The neat bit is that as we develop this relationship between humans and machines, we can tailor machines to fit specific niches, just as natural selection has molded the morphology of species. And at BD, what they learn developing Spot can be put to use on another robotic system. BD’s Atlas robot, for instance, walks on two legs but can inform the control mechanisms of Handle, a robot that balances on two wheels. As BD continues to refine Spot, the company can start thinking about designing new morphologies for new tasks.

“I could easily imagine us designing a variant on Spot that is larger and stronger, like you might find outdoors, more like a bulldozer, if it turned out there was enough interest in that,” says Raibert. “It would be an engineering project, but a lot of the intelligence and functionality that is in Spot would translate directly into a form like that.”

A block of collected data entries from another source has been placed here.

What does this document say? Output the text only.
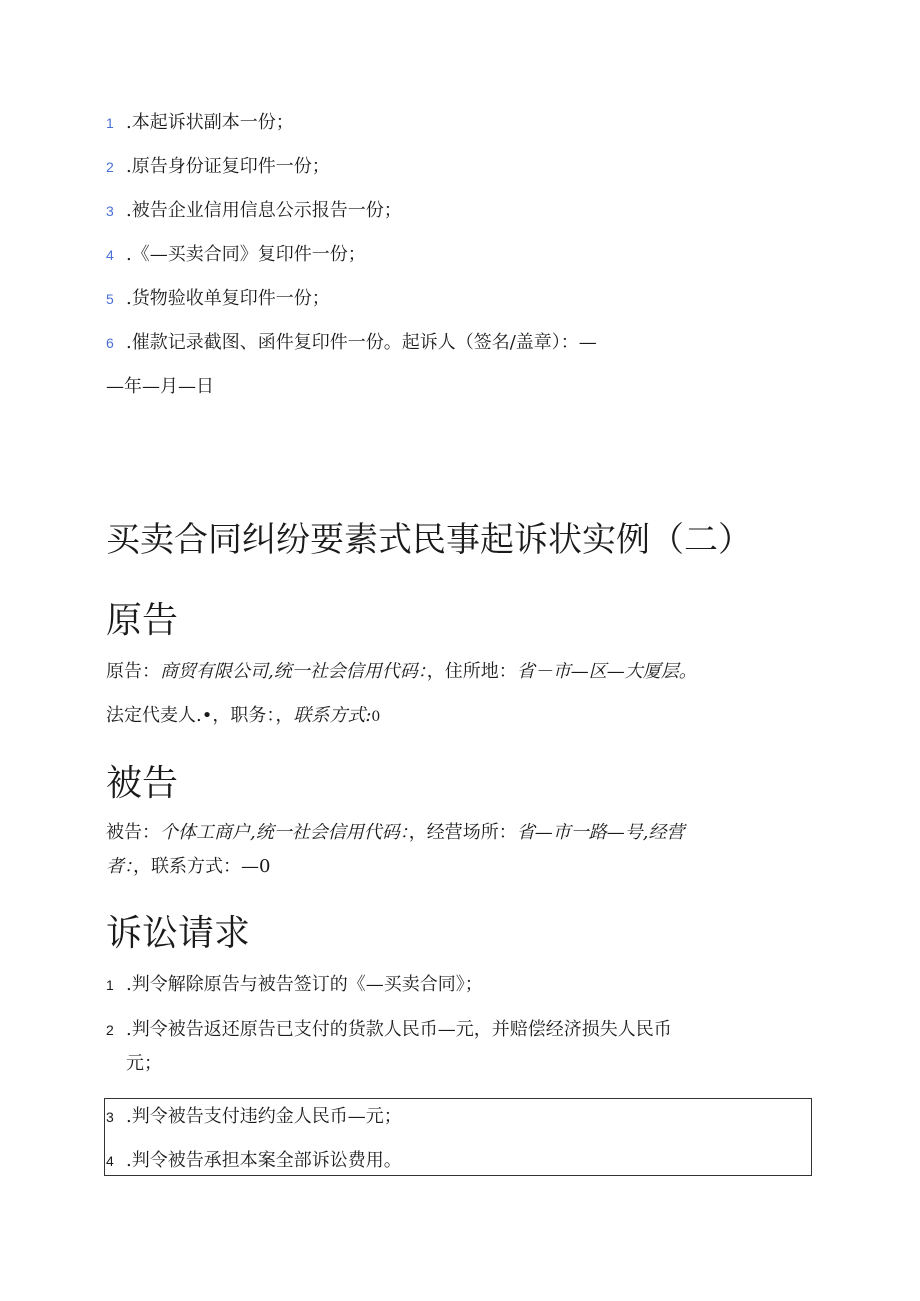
1 .本起诉状副本一份；
2 .原告身份证复印件一份；
3 .被告企业信用信息公示报告一份；
4 .《—买卖合同》复印件一份；
5 .货物验收单复印件一份；
6 .催款记录截图、函件复印件一份。起诉人（签名/盖章）：—
—年—月—日
买卖合同纠纷要素式民事起诉状实例（二）
原告
原告：商贸有限公司,统一社会信用代码：，住所地：省－市—区—大厦层。
法定代麦人.•，职务：，联系方式:0
被告
被告：个体工商户,统一社会信用代码：，经营场所：省—市一路—号,经营
者：，联系方式：—0
诉讼请求
1 .判令解除原告与被告签订的《—买卖合同》；
2 .判令被告返还原告已支付的货款人民币—元，并赔偿经济损失人民币
元；
3 .判令被告支付违约金人民币—元；
4 .判令被告承担本案全部诉讼费用。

This is the vision of Boston Dynamics’ budding robot empire: R&D the hell out of the things, like they’ve been doing for nearly three decades, and use those discoveries to refine a range of robots that fit particular niches, whether it’s Handle scurrying around warehouses delivering boxes, or perhaps a humanoid like Atlas one day lifting elderly folks in and out of bed. In this paradigm, no robot evolves in isolation. And as these things get smarter, they can begin to learn on their own to, say, manipulate certain objects, then share that knowledge with each other.